Slocum had previous connections to Hill, whom he knew from having worked and roomed together at the Double Pump summer camps in California. Slocum coached at Dixie State, USC, Idaho and Colorado State before coming to Utah.

The group’s first season featured widespread roster upheaval right as the school moved to the Pac-12 Conference, resulting in a 6-25 debut season.

“If they would have stayed in the Mountain West and I was at Colorado State that was already in the Mountain West, I would’ve probably never have done it,” Slocum said. “With that move in the Pac, it was just more of a challenge. When I took Colorado State, people said, ‘You can’t win in the Mountain West with Colorado State.’ It was the same thing with Utah. You know, ‘You can’t win in the Pac-12 at Utah.’ It was just a challenge.”

Since that debut season, the Utes have never won fewer than 15 games, with four 20-win seasons, two NCAA Tournament appearances, two NIT berths and one Pac-12 tournament championship game appearance.

Over countless bus rides, flights, film sessions and hotel stays, a level of trust and understanding of roles has been established with what Connor describes as a feeling of “ownership” of the program.

“I’ve been on staffs where it’s about ‘I want to become a head coach,’ ” Slocum said. “Well, I don’t think that comes [into play]. We don’t talk about that. We just talk about winning the next game. When you’ve got four guys on the same page of doing that, it doesn’t shock me that seven years is where we are.”

One big advantage members of Utah’s staff have is they can sit in a recruit’s living room and say they plan to be part of the program for years.

Utes junior guard Sedrick Barefield transferred to Utah in January 2016 from SMU after a tumultuous season that included a suspension for coach Larry Brown (who later resigned) and the program being barred from the NCAA Tournament.

“It definitely makes a difference as far as continuity,” Barefield said. “You know, there’s a lot of kids that every single year go to a place and there’s a coaching change, and it kind of can screw with a kid and the program in general.

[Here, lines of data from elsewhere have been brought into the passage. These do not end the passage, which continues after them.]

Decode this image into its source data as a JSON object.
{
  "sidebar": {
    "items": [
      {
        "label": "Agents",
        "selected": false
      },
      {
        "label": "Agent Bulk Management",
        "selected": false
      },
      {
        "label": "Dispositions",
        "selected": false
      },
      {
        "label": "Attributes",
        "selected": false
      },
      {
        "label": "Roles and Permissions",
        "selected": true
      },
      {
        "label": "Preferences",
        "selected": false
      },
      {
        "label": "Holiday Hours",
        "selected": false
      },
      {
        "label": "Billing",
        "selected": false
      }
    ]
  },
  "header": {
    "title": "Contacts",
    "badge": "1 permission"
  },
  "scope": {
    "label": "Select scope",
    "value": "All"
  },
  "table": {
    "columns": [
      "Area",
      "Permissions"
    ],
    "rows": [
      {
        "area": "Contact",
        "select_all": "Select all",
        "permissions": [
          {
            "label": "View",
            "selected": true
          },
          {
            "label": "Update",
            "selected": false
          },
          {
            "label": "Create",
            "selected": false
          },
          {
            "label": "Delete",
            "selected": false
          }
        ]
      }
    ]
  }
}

“One kid will be used to one coach, one system and all of sudden it’s a whole new system. It’s a whole new coaching staff that they have to learn, and you don’t even know whether or not the coach is going to rock with you or not. It’s definitely a great thing to have been with these coaches for the amount of time I’ve been with them. I just hope that it continues.”

UTAH AT UCLA

At Pauley Pavilion, Los Angeles

Tipoff • Thursday, 9 p.m. MST

TV • ESPN2

Radio • 700 AM

Records • Utah 10-5, 2-2 Pac-12; UCLA 12-4, 3-1

Series history • UCLA leads 9-7

About the Bruins • Junior guard Aaron Holiday ranks fifth in the conference in scoring (19.4 ppg) and tied for second in assists per game (5.3). The Bruins entered this week ranked ninth in Division I in defensive rebounds per game (29.9), and they lead the Pac-12 in total rebounds (654) and rebounds per game (40.88). … Center Thomas Welsh ranks second in the conference in rebounding (11.1 rpg). The 7-foot, 255-pound senior averages 12.8 points per game.

About the Utes • Utah begins the week as the Pac-12’s top free-throw shooting team (78.5 percent), the program’s highest percentage since the 2008-09 season (78.1). … Utes junior guard Sedrick Barefield has scored 20 points or more in each of his past two games and averages 17.3 ppg in conference play. … The Utes lead the Pac-12 in 3-point percentage defense (30.5 percent).